The controversial “bathroom statute” in North Carolina, HB2, regulates the proper use of sex-segregated facilities as consistent with one’s “biological sex,” defined as the “physical condition of being male or female, which is stated on a person’s birth certificate.”
That the legal grounding of sex-determination should be one’s birth certificate is both predictable and shockingly naïve. It also begs the questions of why birth certificates and other government documents designate M(ale) or F(emale). Haven’t we moved beyond that? Shouldn’t we?
In Identity Crisis: The Limitations of Expanding Government Recognition of Gender Identity and the Possibility of Genderless Identity Documents, a forthcoming article in Harvard Journal of Law and Gender, author Anna James (AJ) Neuman Wipfler explores the many issues surrounding sex designations on identity documents, in global and local contexts, highlighting the particularities of birth certificates. It’s such a sophisticated, nuanced, and informative article that I have difficulty believing its own birth was as a student paper for a Sexuality and Law course – – – full disclosure! – – – that I regularly teach at City University of New York (CUNY) School of Law. {NOTE: It’s being offered again this Fall at the Law School and nonlaw students are eligible to enroll!}
Wipfler ultimately argues that the elimination of sex designations should be the goal, but recognizes that several types of “identity crises” merit attention before wholesale abandonment of sex designations.
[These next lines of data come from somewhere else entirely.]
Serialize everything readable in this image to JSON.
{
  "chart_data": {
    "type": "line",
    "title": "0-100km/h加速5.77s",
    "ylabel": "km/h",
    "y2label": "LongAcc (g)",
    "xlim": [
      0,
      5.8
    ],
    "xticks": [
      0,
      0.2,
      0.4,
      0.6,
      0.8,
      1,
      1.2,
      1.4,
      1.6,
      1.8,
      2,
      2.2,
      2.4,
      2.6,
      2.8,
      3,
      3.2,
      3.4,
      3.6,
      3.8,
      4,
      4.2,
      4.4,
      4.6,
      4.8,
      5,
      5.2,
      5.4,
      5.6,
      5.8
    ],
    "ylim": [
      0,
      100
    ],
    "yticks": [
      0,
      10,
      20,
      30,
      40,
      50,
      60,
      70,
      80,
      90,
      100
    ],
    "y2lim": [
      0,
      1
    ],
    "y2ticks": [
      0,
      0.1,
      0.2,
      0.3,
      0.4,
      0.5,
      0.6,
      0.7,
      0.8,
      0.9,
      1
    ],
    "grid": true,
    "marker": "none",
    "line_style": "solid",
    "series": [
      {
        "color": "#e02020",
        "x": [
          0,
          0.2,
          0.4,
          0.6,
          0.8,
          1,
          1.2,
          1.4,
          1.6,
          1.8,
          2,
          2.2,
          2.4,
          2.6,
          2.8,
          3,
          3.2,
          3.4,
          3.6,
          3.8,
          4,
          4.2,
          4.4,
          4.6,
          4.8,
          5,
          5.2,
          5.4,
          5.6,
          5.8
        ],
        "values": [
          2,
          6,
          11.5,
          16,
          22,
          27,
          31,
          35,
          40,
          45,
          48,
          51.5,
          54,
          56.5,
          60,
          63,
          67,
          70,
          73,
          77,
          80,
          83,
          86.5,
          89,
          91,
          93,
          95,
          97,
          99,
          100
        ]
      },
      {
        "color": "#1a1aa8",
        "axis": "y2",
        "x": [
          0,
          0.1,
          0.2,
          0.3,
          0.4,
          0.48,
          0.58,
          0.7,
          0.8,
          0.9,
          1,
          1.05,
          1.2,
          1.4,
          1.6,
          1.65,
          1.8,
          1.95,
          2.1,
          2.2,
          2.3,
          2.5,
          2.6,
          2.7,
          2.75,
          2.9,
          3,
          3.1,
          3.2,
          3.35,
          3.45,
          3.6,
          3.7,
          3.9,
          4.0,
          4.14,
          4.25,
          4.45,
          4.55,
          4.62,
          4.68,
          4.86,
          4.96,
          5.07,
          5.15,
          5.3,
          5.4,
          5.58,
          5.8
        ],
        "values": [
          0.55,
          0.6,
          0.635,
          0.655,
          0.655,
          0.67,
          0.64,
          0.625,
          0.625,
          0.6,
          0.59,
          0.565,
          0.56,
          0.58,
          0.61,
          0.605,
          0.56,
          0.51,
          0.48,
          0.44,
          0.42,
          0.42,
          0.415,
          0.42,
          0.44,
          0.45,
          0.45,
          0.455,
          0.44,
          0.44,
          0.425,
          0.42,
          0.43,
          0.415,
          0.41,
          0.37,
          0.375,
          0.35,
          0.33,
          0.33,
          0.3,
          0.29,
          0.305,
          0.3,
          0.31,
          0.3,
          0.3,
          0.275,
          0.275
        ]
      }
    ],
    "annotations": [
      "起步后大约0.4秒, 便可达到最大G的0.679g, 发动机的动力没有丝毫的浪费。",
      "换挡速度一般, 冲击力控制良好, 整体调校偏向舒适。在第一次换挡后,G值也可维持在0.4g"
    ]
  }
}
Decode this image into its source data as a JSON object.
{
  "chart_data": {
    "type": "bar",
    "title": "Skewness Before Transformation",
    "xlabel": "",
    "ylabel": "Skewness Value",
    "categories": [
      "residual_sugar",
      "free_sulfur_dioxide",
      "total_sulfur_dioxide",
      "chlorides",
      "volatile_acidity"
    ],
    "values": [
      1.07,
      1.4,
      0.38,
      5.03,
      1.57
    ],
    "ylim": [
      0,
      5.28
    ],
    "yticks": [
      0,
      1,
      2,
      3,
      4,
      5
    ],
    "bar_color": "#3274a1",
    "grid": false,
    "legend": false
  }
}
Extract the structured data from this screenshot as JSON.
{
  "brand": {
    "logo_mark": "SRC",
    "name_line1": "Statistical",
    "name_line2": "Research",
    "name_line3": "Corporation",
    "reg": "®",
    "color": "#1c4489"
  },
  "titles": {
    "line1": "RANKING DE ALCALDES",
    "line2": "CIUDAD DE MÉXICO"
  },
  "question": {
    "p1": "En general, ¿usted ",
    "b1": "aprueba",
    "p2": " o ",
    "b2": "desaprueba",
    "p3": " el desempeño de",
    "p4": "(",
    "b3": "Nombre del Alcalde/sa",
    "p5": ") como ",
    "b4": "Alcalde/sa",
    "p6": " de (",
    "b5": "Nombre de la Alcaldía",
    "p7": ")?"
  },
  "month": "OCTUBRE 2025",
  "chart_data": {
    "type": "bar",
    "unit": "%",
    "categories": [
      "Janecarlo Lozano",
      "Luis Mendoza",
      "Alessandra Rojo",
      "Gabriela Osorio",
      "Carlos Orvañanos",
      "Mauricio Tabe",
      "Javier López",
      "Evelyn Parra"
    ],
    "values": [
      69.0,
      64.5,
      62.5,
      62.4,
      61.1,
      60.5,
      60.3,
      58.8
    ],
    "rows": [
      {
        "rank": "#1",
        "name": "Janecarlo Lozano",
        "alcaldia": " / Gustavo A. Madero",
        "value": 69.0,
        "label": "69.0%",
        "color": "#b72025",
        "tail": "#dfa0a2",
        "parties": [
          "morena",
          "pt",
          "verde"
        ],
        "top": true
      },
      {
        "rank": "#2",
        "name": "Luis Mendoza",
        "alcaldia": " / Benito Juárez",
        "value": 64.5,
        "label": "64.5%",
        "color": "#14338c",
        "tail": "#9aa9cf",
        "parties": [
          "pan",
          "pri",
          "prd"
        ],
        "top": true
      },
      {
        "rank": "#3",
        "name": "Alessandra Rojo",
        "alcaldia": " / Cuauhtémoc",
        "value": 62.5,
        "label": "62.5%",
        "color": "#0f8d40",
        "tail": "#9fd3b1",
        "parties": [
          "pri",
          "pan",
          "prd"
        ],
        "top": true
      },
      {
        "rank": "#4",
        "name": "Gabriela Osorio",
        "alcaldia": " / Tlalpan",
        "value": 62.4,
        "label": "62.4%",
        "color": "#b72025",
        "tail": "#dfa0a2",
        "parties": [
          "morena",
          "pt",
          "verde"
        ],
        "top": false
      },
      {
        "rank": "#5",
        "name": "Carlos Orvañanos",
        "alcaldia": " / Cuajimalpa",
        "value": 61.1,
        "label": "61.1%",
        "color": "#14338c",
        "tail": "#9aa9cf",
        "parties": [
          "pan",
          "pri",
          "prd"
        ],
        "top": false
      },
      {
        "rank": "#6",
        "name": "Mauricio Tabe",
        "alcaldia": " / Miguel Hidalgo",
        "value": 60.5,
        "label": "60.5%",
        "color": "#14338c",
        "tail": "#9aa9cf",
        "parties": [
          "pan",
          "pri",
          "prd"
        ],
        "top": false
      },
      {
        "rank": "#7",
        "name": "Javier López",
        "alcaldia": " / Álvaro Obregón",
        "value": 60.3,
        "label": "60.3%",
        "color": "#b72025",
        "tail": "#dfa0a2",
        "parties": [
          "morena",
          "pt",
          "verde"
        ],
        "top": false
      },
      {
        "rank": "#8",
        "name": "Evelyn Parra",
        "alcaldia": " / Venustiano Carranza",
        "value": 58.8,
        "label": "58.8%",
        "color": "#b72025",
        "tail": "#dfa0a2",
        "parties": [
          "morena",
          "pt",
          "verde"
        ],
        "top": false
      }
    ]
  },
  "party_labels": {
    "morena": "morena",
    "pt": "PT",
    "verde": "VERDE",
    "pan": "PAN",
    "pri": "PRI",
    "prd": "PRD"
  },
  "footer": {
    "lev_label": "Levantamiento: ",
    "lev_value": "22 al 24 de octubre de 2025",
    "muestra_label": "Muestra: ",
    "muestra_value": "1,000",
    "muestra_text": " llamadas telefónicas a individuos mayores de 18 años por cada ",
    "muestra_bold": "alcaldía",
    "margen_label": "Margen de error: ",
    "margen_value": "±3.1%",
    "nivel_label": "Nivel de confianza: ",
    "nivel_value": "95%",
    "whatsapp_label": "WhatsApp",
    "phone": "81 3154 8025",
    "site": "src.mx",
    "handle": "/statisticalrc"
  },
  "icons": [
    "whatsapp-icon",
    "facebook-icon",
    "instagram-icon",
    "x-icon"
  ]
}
You can read more about the article on The Institute for Feminist Studies blog here – – –
Wipfler ultimately contends that “as long as the state records gender identity, it will also police its boundaries,” even as there are “still too many dangers to remove gender markers from all identity documents in the United States all at once.” Birth certificates are not only a strategic starting point, but their legal importance is demonstrated by laws such as the North Carolina one which would have many of us, especially those who appear gender-non-conforming, carry our official birth certificate whenever we might have to use the toilet.